Pero, al mismo tiempo, la intensa renovación reguladora a la que acabo de aludir ha hecho mucho más complejas a las diversas materias mercantiles, acentuando sus caracteres e introduciendo valores e intereses nuevos o, al menos, no del todo considerados previamente. Se manifiesta, así, una tendencia a la especialización de las mismas, de modo que podría llegar a establecerse una suerte de relación semejante entre el Derecho mercantil y sus componentes a la que aquél mantuvo históricamente con el Derecho civil.

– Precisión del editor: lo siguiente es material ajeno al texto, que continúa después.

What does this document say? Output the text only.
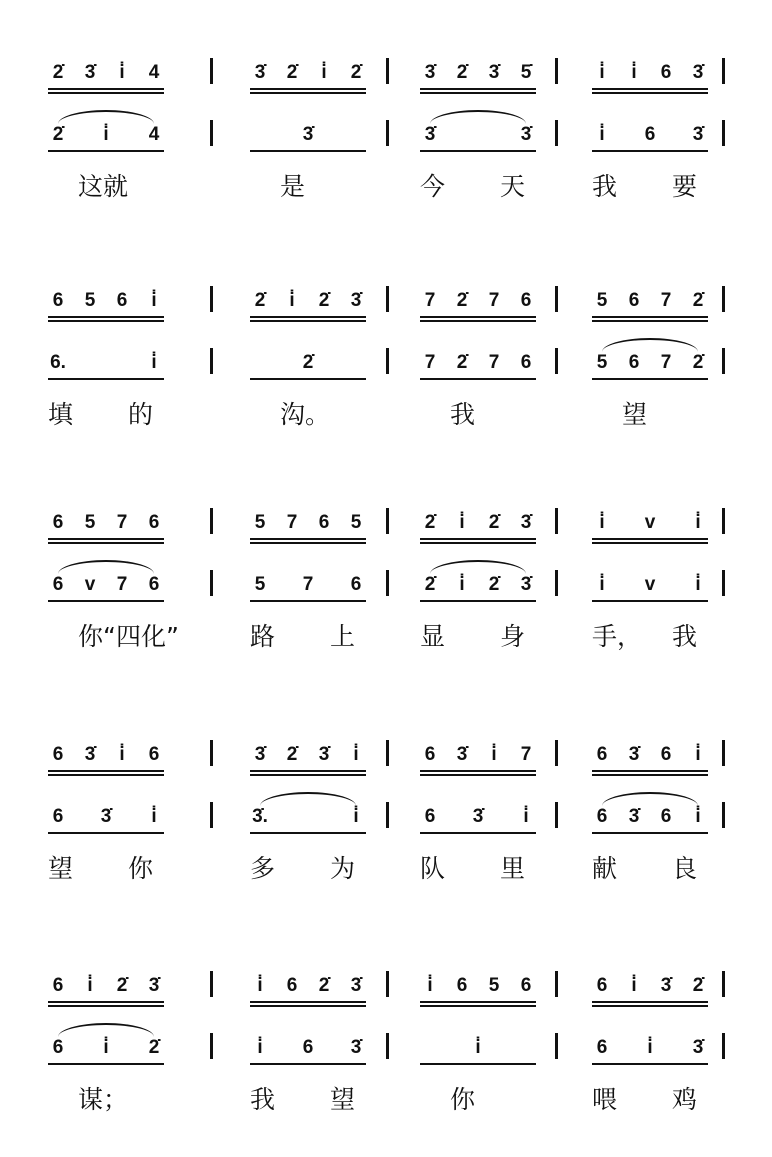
2̇ 3̇	i̇	4	3̇ 2̇	i̇	2̇	3̇ 2̇ 3̇ 5̇	i̇	i̇	6 3̇
2̇	i̇	4	3̇	3̇	3̇	i̇	6 3̇
这就	是	今 天	我 要
6 5 6	i̇	2̇	i̇	2̇ 3̇	7 2̇ 7 6	5 6 7 2̇
6.	i̇	2̇	7 2̇ 7 6	5 6 7 2̇
填 的	沟。	我	望
6 5 7 6	5 7 6 5	2̇	i̇	2̇ 3̇	i̇	v	i̇
6 v 7 6	5 7 6	2̇	i̇	2̇ 3̇	i̇	v	i̇
你“四化”	路 上	显 身	手， 我
6 3̇	i̇	6	3̇ 2̇ 3̇	i̇	6 3̇	i̇	7	6 3̇ 6	i̇
6 3̇	i̇	3̇.	i̇	6 3̇	i̇	6 3̇ 6	i̇
望 你	多 为	队 里	献 良
6	i̇	2̇ 3̇	i̇	6 2̇ 3̇	i̇	6 5 6	6	i̇	3̇ 2̇
6	i̇	2̇	i̇	6 3̇	i̇	6	i̇	3̇
谋；	我 望	你	喂 鸡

Y ello, con la diferencia de que, propiamente, el Derecho mercantil básico o general (me resisto a llamarlo “común”) no ha llegado a convertirse en un cuerpo normativo de significado equivalente al viejo Derecho civil; salvo algunas reglas, más o menos desarrolladas en algunos ordenamientos, no parece posible cubrir las lagunas o las insuficiencias de las materias mercantiles especializadas con la aplicación supletoria del (a lo que parece, inexistente) Derecho mercantil “genérico”.

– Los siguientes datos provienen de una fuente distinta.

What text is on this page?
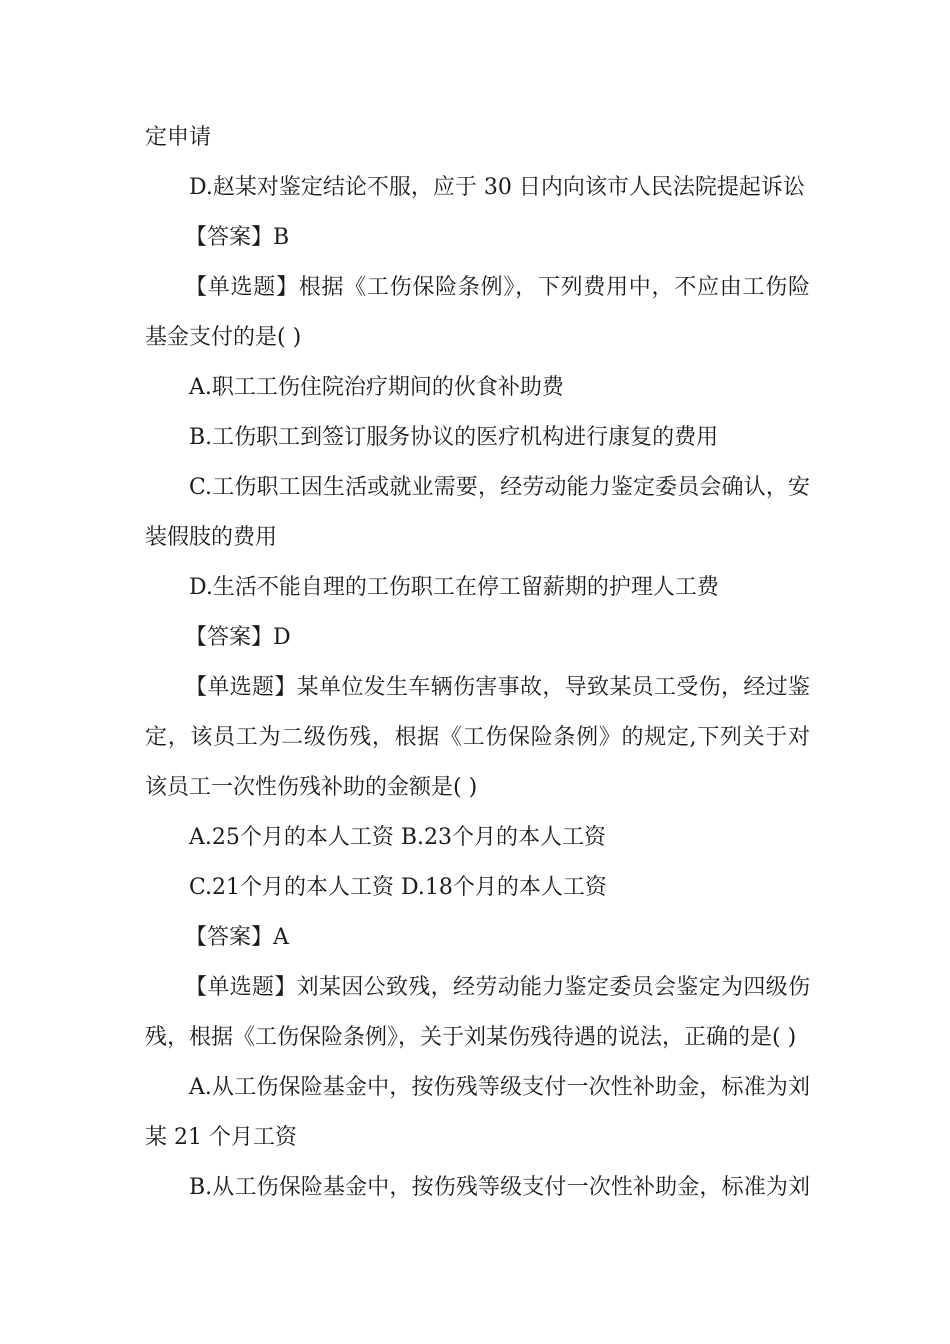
定申请
D.赵某对鉴定结论不服，应于 30 日内向该市人民法院提起诉讼
【答案】B
【单选题】根据《工伤保险条例》，下列费用中，不应由工伤险
基金支付的是( )
A.职工工伤住院治疗期间的伙食补助费
B.工伤职工到签订服务协议的医疗机构进行康复的费用
C.工伤职工因生活或就业需要，经劳动能力鉴定委员会确认，安
装假肢的费用
D.生活不能自理的工伤职工在停工留薪期的护理人工费
【答案】D
【单选题】某单位发生车辆伤害事故，导致某员工受伤，经过鉴
定，该员工为二级伤残，根据《工伤保险条例》的规定,下列关于对
该员工一次性伤残补助的金额是( )
A.25个月的本人工资 B.23个月的本人工资
C.21个月的本人工资 D.18个月的本人工资
【答案】A
【单选题】刘某因公致残，经劳动能力鉴定委员会鉴定为四级伤
残，根据《工伤保险条例》，关于刘某伤残待遇的说法，正确的是( )
A.从工伤保险基金中，按伤残等级支付一次性补助金，标准为刘
某 21 个月工资
B.从工伤保险基金中，按伤残等级支付一次性补助金，标准为刘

Por lo expuesto, hablar hoy de Derecho mercantil, como disciplina jurídica autónoma y única (sin perjuicio de todas sus partes) constituye un planteamiento nada evidente y ofrece numerosas incertidumbres, sobre cuya base se fundamenta el título asignado a este trabajo. Para una clásica doctrina, como lo fue en su día la representada, de manera efímera, por el jurista italiano (de nombre español) Flavio López de Oñate, la certeza del Derecho resultaba ser una exigencia ineludible a fin de conseguir soluciones equitativas y seguras respecto de los conflictos de intereses contemplados por el ordenamiento. Esa perspectiva, predominante durante muchos años, no goza hoy de la misma consideración en lo que atañe, al menos, al Derecho mercantil; ello es así, no sólo por la abundancia reguladora y la continua mutación de tantas normas, sino por la existencia de serias dudas sobre la posibilidad misma de articular dicha categoría como auténtica disciplina jurídica autónoma.

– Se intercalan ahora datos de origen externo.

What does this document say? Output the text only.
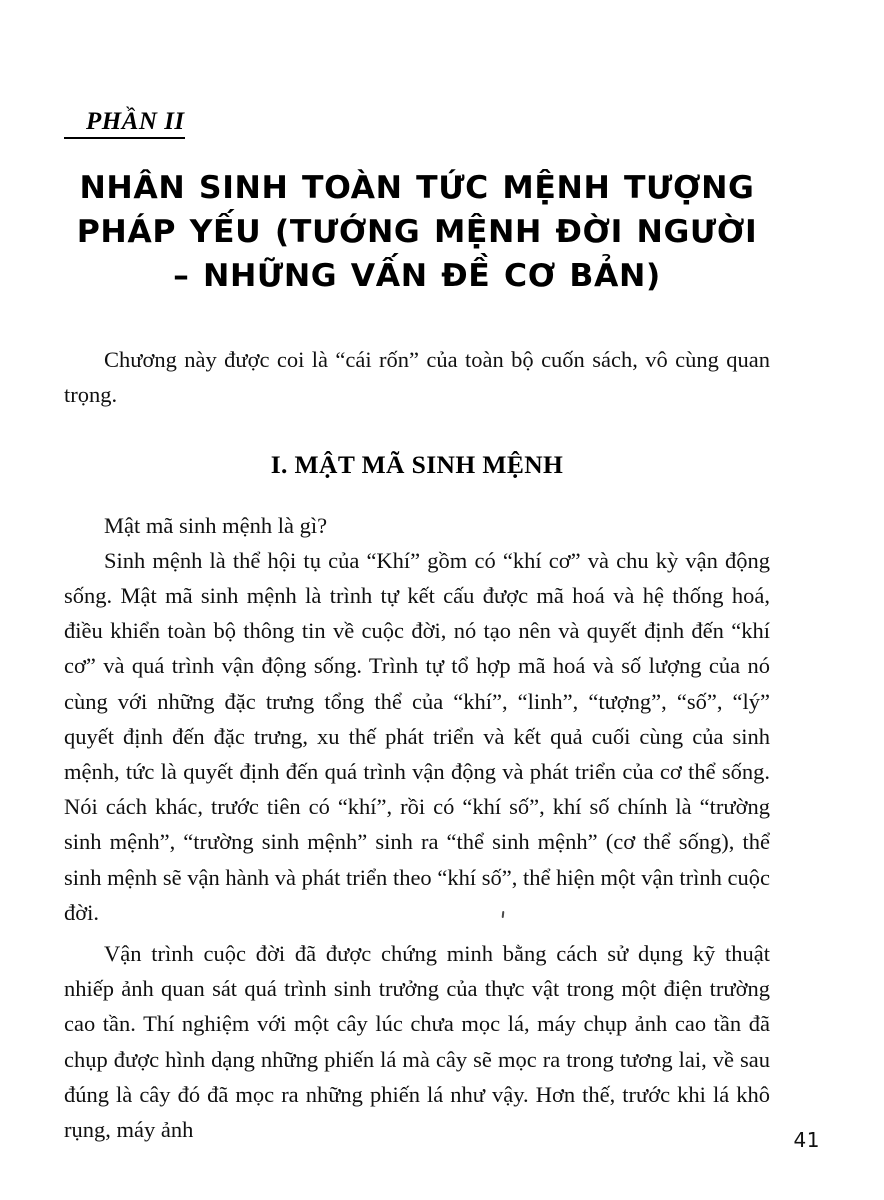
PHẦN II
NHÂN SINH TOÀN TỨC MỆNH TƯỢNG
PHÁP YẾU (TƯỚNG MỆNH ĐỜI NGƯỜI
– NHỮNG VẤN ĐỀ CƠ BẢN)

Chương này được coi là “cái rốn” của toàn bộ cuốn sách, vô cùng quan trọng.

I. MẬT MÃ SINH MỆNH

Mật mã sinh mệnh là gì?

Sinh mệnh là thể hội tụ của “Khí” gồm có “khí cơ” và chu kỳ vận động sống. Mật mã sinh mệnh là trình tự kết cấu được mã hoá và hệ thống hoá, điều khiển toàn bộ thông tin về cuộc đời, nó tạo nên và quyết định đến “khí cơ” và quá trình vận động sống. Trình tự tổ hợp mã hoá và số lượng của nó cùng với những đặc trưng tổng thể của “khí”, “linh”, “tượng”, “số”, “lý” quyết định đến đặc trưng, xu thế phát triển và kết quả cuối cùng của sinh mệnh, tức là quyết định đến quá trình vận động và phát triển của cơ thể sống. Nói cách khác, trước tiên có “khí”, rồi có “khí số”, khí số chính là “trường sinh mệnh”, “trường sinh mệnh” sinh ra “thể sinh mệnh” (cơ thể sống), thể sinh mệnh sẽ vận hành và phát triển theo “khí số”, thể hiện một vận trình cuộc đời.

Vận trình cuộc đời đã được chứng minh bằng cách sử dụng kỹ thuật nhiếp ảnh quan sát quá trình sinh trưởng của thực vật trong một điện trường cao tần. Thí nghiệm với một cây lúc chưa mọc lá, máy chụp ảnh cao tần đã chụp được hình dạng những phiến lá mà cây sẽ mọc ra trong tương lai, về sau đúng là cây đó đã mọc ra những phiến lá như vậy. Hơn thế, trước khi lá khô rụng, máy ảnh	41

¿Sería posible corregir, no diré superar, ese “presente incierto”? ¿De qué manera? Más que soluciones, tengo dudas, algunas de las cuales expondré hoy aquí, teniendo en cuenta las novedades relevantes en el Derecho mercantil de nuestros días, pero al mismo tiempo también las posibles “fortalezas” de la disciplina, idóneas, tal vez, para buscar alguna forma de comprensión y ordenación global de su amplio y variado contenido. A tal fin, pasaré seguidamente revista esquemática a algunos grandes temas alrededor de los cuales resulta posible apreciar, en su caso, el citado “presente incierto”, así como, de manera conjunta, las posibilidades de mantenerse y, también en su caso, prosperar, de nuestra disciplina.
Se trata de encontrar, así, la vía de acceso idónea que nos proporcione noticias precisas y fidedignas sobre lo que pueda ser en nuestros días el Derecho mercantil. Este proceder, de cuño metodológico, puede elegir, claro está, diversos supuestos, pero los aquí seleccionados, como se verá a continuación, constituyen, a mi juicio, los principales, a la vez que resultan, con diversa intensidad, eso sí, ineludibles para quien se embarque en una operación intelectual como la descrita.
2.1. El eco arcaizante de la fórmula “Derecho mercantil”.
El primero de esos supuestos es el más evidente o, si se quiere, el más inmediato; me refiero a la denominación de la disciplina y se trata, por lo tanto, de ver en qué medida la rotulación “Derecho mercantil” permite informar adecuadamente de sus circunstancias y caracteres esenciales. Y aunque resultan obvias las limitaciones inherentes a dicho supuesto, pues suele ser inútil “querer transferir a la rotulación toda la problemática interna de la disciplina” (A. Álvarez de Miranda), no puede dejar de tenerse en consideración, sobre todo cuando, como sucede en nuestro caso, ha adquirido consistencia y duración.
Sin detenernos demasiado en este asunto, conviene destacar, de entrada, el “eco arcaizante” que resulta característico de la fórmula “Derecho mercantil”. Tiene que ver, desde luego, con la historia de la disciplina y su denominación originaria, de la cual deriva; y tiene que ver, más recientemente, con el proceso de codificación llevado a cabo en numerosos países, fundamentalmente europeos, a lo largo del siglo XIX. El hecho de que esos códigos solieran denominarse “de comercio” reforzaba el arcaísmo y suponía (en tiempos modernos) seguramente una suerte de incertidumbre avant la lettre; y ello, como consecuencia de la propia denominación del código, transferida con alteración del adjetivo a la propia disciplina, y su desajuste con la materia regulada, ya no sólo circunscrita al comercio, en sentido económico, sino plenamente inserta dentro del tráfico en masa, y con la empresa al fondo.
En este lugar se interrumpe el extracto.